Около восьмого часа поезд снова остановился на большой станции. Название прочесть невозможно, все буквы размыло непогодой, а когда кондуктор объявлял, Ребман как раз задремал.
Сосед-еврей спросил, не желает ли он выйти поужинать или, может, ему что-нибудь принести? Здесь хороший ресторан, и это последняя возможность раздобыть что-нибудь до завтрашнего утра:
– Хотите супу? Может быть, мяса? Или рыбы?
Кажется, он всерьез беспокоится о незнакомом юноше-чужестранце, который ему даже не удосужился ответить на приветствие.
«В конце концов, – подумал Ребман, – если это последняя возможность, я лучше тоже сойду».

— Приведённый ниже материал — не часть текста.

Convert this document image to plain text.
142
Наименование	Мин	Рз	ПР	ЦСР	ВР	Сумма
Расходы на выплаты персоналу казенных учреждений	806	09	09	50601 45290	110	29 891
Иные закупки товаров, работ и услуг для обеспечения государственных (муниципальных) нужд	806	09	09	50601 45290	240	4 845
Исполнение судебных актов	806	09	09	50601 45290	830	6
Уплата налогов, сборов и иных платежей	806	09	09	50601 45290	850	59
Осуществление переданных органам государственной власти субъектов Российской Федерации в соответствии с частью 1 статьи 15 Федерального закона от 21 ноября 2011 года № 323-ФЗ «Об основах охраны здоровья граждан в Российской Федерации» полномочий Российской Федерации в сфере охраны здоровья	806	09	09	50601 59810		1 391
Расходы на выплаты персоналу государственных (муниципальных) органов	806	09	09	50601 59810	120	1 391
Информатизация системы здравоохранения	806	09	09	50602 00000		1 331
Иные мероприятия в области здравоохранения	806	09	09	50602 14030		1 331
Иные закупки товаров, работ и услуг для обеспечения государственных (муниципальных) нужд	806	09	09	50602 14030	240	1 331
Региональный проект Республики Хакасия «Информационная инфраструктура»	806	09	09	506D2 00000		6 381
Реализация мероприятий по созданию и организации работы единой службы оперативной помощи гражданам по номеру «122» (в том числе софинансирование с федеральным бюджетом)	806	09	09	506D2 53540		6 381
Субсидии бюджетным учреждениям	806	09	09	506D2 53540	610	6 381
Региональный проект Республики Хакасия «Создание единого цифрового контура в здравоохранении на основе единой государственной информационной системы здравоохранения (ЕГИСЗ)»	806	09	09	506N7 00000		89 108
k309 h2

И выходит из вагона. Не обращая внимания на еврея, отправляется в буфет, заказывает борщ, кулебяку с мясом и рубленые котлетки – все слова он уже знал. Ему действительно принесли именно то, что он заказал, и он с аппетитом поел. Кончив есть и желая расплатиться, он обнаружил, что у него нет мелочи, ничего, кроме красивой десятирублевки от мадам Орловой.
«Ну не могут же все официанты быть мошенниками, тогда бы и профессии такой бы не было! Дам-ка ему эту бумажку – и поглядим!»

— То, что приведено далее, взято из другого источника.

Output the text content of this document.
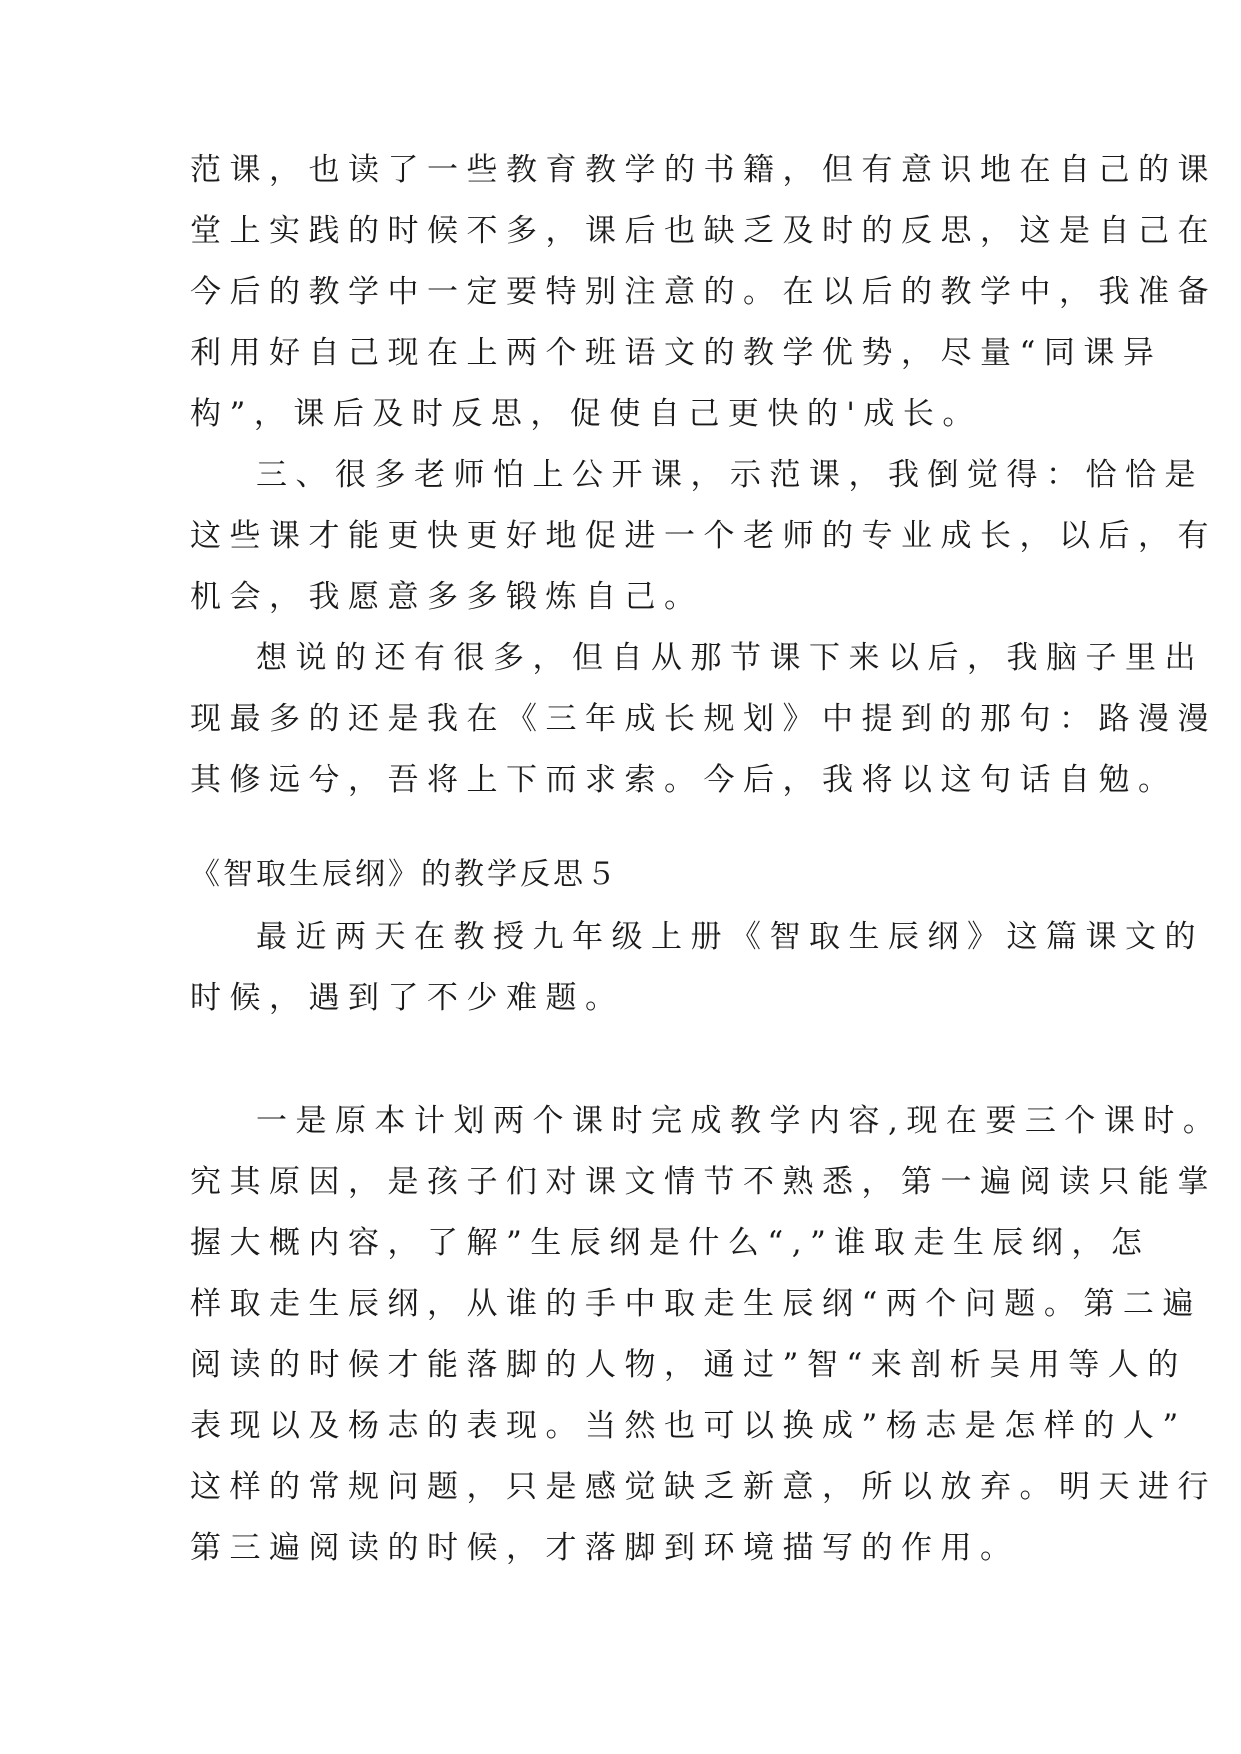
范课，也读了一些教育教学的书籍，但有意识地在自己的课
堂上实践的时候不多，课后也缺乏及时的反思，这是自己在
今后的教学中一定要特别注意的。在以后的教学中，我准备
利用好自己现在上两个班语文的教学优势，尽量“同课异
构”，课后及时反思，促使自己更快的'成长。
三、很多老师怕上公开课，示范课，我倒觉得：恰恰是
这些课才能更快更好地促进一个老师的专业成长，以后，有
机会，我愿意多多锻炼自己。
想说的还有很多，但自从那节课下来以后，我脑子里出
现最多的还是我在《三年成长规划》中提到的那句：路漫漫
其修远兮，吾将上下而求索。今后，我将以这句话自勉。
《智取生辰纲》的教学反思５
最近两天在教授九年级上册《智取生辰纲》这篇课文的
时候，遇到了不少难题。
一是原本计划两个课时完成教学内容,现在要三个课时。
究其原因，是孩子们对课文情节不熟悉，第一遍阅读只能掌
握大概内容，了解”生辰纲是什么“,”谁取走生辰纲，怎
样取走生辰纲，从谁的手中取走生辰纲“两个问题。第二遍
阅读的时候才能落脚的人物，通过”智“来剖析吴用等人的
表现以及杨志的表现。当然也可以换成”杨志是怎样的人”
这样的常规问题，只是感觉缺乏新意，所以放弃。明天进行
第三遍阅读的时候，才落脚到环境描写的作用。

И он сделал знак половому.
– Сию минуту! – услышал он в ответ.
Когда прозвонил первый звонок, Ребман снова махнул рукой, уже энергичнее.
– Сию секунду!
Тогда господин гувернер из Барановичей встает и делает вид, что хочет идти. «Белый пиджачок» тут же скользнул к нему. Увидев купюру, он спросил:
– А помельче нету?
Получив отрицательный ответ, он взглянул на часы:
– Одну минуточку! – и тут же, схватив купюру, выскочил с ней из залы. Тут как раз прозвонил третий звонок. Все пассажиры уже ушли, кроме еврея, который продолжал сидеть за своим столиком.
«Он, наверное, не едет дальше, – подумал Ребман и поспешил к выходу. – Что упало, то пропало, лучше потерять десять рублей, чем опоздать на поезд».
Однако ему все же обидно: «И почему я сразу не расплатился, когда он мне принес еду? Или сказал бы, что если у него нет сдачи, то не стану есть! Ну вот, теперь будет мне наука!» Пока Ребман так сидел, ругая самого себя за легкомыслие, в купе вернулся еврей и положил перед Ребманом положенную сдачу.
– На чай я этому разбойнику не дал.
Затем он поднял палец и сказал на хорошем немецком:
– Будьте осторожны! В России встречаются не только порядочные люди, особенно на вокзалах!
Ночью они проезжали через Екатеринослав. Сквозь сон Ребман слышал крики. А когда он утром высунулся из окна, то увидел перед собой ландшафт, напоминающий тонкий медный лист. Земля была похожа на луг, все лето не видевший дождя: ни кустика, ни речки, ни ручейка.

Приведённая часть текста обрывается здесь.